Interpolating between types and tokens by estimating power-law generators

(Goldwater, Griffiths, and Johnson, 2006) at NIPS

Your statistical model is trained under the assumption that its training distribution matches the testing distribution. If you want to learn from type-level data like a dictionary or gazetteer, it’s not as simple as appending those to your training data; it skews the distribution. In natural language, words occur with a power-law (Zipfian) distribution. We should have generators that match this. The authors make this by augmenting their generator with a frequency adaptor.


We resort to a two-stage language model:

  1. A generator, which produces words (perhaps a uniform multinomial distribution)
  2. An adaptor, which governs their frequency.

Our adaptor of choice is the Pitman–Yor process (PYP), which generalizes the Chinese restaurant process. It’s a way of seating people at tables (or adding new ones) where there’s a preference toward tables which are already crowded. The tables are infinitely expandable; they represent some label or class. The probability of being seated at a given table (put in a given class \(k\)) is gnarly:

\[\Pr(z_i=k \mid \mathbf{z}_{<i}) = \begin{cases} 0 & x\leq 0 \\ \frac{100-x}{100} & 0\leq x\leq 100 \\ 0 & 100\leq x \end{cases}\]
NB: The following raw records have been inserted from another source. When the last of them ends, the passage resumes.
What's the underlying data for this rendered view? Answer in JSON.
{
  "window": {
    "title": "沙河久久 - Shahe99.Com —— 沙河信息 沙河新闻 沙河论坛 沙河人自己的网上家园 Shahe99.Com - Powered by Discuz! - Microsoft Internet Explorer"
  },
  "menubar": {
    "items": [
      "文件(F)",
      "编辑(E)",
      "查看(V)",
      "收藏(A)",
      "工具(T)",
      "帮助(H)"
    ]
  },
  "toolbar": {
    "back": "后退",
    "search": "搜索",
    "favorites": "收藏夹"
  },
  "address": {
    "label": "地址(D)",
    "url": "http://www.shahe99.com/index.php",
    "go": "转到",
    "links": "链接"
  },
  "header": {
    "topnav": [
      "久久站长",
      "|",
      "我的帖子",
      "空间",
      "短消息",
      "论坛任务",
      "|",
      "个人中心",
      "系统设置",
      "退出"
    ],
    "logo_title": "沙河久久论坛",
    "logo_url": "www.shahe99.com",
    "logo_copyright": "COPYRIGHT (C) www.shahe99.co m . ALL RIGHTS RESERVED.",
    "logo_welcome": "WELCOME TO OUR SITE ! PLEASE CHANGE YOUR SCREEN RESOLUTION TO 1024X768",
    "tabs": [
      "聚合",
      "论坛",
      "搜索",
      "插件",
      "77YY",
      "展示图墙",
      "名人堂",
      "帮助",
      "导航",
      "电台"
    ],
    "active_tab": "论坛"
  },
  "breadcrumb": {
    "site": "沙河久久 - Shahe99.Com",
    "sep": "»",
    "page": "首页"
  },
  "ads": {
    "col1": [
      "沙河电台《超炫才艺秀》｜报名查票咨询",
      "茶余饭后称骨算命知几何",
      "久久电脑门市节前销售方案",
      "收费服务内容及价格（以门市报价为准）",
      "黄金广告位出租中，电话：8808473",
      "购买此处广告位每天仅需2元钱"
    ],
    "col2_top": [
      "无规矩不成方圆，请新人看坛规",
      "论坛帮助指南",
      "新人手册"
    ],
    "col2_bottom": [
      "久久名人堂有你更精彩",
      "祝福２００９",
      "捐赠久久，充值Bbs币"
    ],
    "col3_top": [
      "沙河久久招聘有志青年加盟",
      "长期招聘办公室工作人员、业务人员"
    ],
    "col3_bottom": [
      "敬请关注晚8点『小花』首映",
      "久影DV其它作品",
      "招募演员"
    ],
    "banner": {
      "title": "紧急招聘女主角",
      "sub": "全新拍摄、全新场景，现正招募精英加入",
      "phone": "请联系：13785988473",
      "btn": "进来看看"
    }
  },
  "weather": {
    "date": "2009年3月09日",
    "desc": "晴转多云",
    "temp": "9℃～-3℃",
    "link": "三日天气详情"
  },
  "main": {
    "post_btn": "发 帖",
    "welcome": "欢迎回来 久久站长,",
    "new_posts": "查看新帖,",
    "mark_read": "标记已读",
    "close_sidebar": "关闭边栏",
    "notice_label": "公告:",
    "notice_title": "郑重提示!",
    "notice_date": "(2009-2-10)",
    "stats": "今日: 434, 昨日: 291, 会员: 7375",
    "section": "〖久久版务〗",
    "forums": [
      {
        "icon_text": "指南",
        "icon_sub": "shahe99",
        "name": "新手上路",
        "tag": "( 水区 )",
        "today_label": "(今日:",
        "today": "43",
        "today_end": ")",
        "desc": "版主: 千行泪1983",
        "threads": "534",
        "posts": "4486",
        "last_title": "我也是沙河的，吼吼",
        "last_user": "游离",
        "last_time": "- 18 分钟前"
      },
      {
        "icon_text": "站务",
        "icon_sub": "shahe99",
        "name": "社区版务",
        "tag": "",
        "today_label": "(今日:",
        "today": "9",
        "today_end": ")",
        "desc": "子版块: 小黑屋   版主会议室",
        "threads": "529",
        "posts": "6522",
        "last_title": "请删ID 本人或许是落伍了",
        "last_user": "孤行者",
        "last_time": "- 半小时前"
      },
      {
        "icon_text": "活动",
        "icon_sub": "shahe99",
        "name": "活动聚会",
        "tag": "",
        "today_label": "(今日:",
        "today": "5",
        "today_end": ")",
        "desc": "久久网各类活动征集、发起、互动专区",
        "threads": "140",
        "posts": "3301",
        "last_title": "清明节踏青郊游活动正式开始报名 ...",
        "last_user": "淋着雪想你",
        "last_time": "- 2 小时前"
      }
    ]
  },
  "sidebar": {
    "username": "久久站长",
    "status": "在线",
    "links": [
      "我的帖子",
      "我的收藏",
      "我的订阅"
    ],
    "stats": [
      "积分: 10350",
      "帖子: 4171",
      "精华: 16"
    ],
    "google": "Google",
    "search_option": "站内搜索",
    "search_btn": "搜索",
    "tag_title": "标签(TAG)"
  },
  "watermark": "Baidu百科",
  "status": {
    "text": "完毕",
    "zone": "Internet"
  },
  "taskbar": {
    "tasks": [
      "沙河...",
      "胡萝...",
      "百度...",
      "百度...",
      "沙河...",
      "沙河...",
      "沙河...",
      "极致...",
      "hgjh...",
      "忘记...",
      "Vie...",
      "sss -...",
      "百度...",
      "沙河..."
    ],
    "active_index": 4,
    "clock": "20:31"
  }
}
And what’s worse: it feeds into a bigger equation for the probability of the \(i\)th word, since the labels of the tables are not fixed.

\(\begin{align} \Pr(w_i = w \mid \mathbf{w}_{<i}, \mathbf{z}_{<I}, \theta) &= \sum_k \sum_{\ell_k} \Pr(w_i = w \mid z_i - k, \ell_k) \Pr(\ell_k \mid \mathbf{w}_{<i}, \mathbf{z}_{<I}, \theta) \Pr(z_i=k \mid \mathbf{z}_{<i})\\ &= \sum_k \sum_{\ell_k} [w_i = \ell_k] \Pr(\ell_k \mid \mathbf{w}_{<i}, \mathbf{z}_{<I}, \theta) \Pr(z_i=k \mid \mathbf{z}_{<i})\\ &= \sum_{k=1}^{K(\mathbf{z}_{<i})} \frac{n_k^{\mathbf{z}_{<i}}-a}{i - 1 + b} [w = \ell_k] + \frac{K(\mathbf{z}_{<i})a + b}{i - 1 + b}\theta_w \end{align}\) Here, \(\theta\) is the parameter for our multinomial distribution. \(K\) is the number of tables so far. \(n_k^{\mathbf{z}_{<I}}\) is the number of people at table \(k\) so far. \(a\) and \(b\) control the power law’s intensity and the preference toward new tables, respectively.

From this, you can get the probability of a sequence of words by summing over all category values \(\mathbf{z}\) and table labelings \(\boldsymbol{\ell}\).


When \(a\) approaches 1, the probability of a new table for a token drops to zero—every token gets its own table. Approaching 0 instead gives a type-based system. “The sum is dominated by the seating arrangement that minimizes the total number of tables…in which every word type receives a single table.”

To test their model, the authors use essentially a toy task: English verb segmentation into stem and affix. While they don’t compare to a baseline, they show that whether evaluating on types or tokens, low values of \(a\) helped—a preference toward types.

Written on April 8, 2020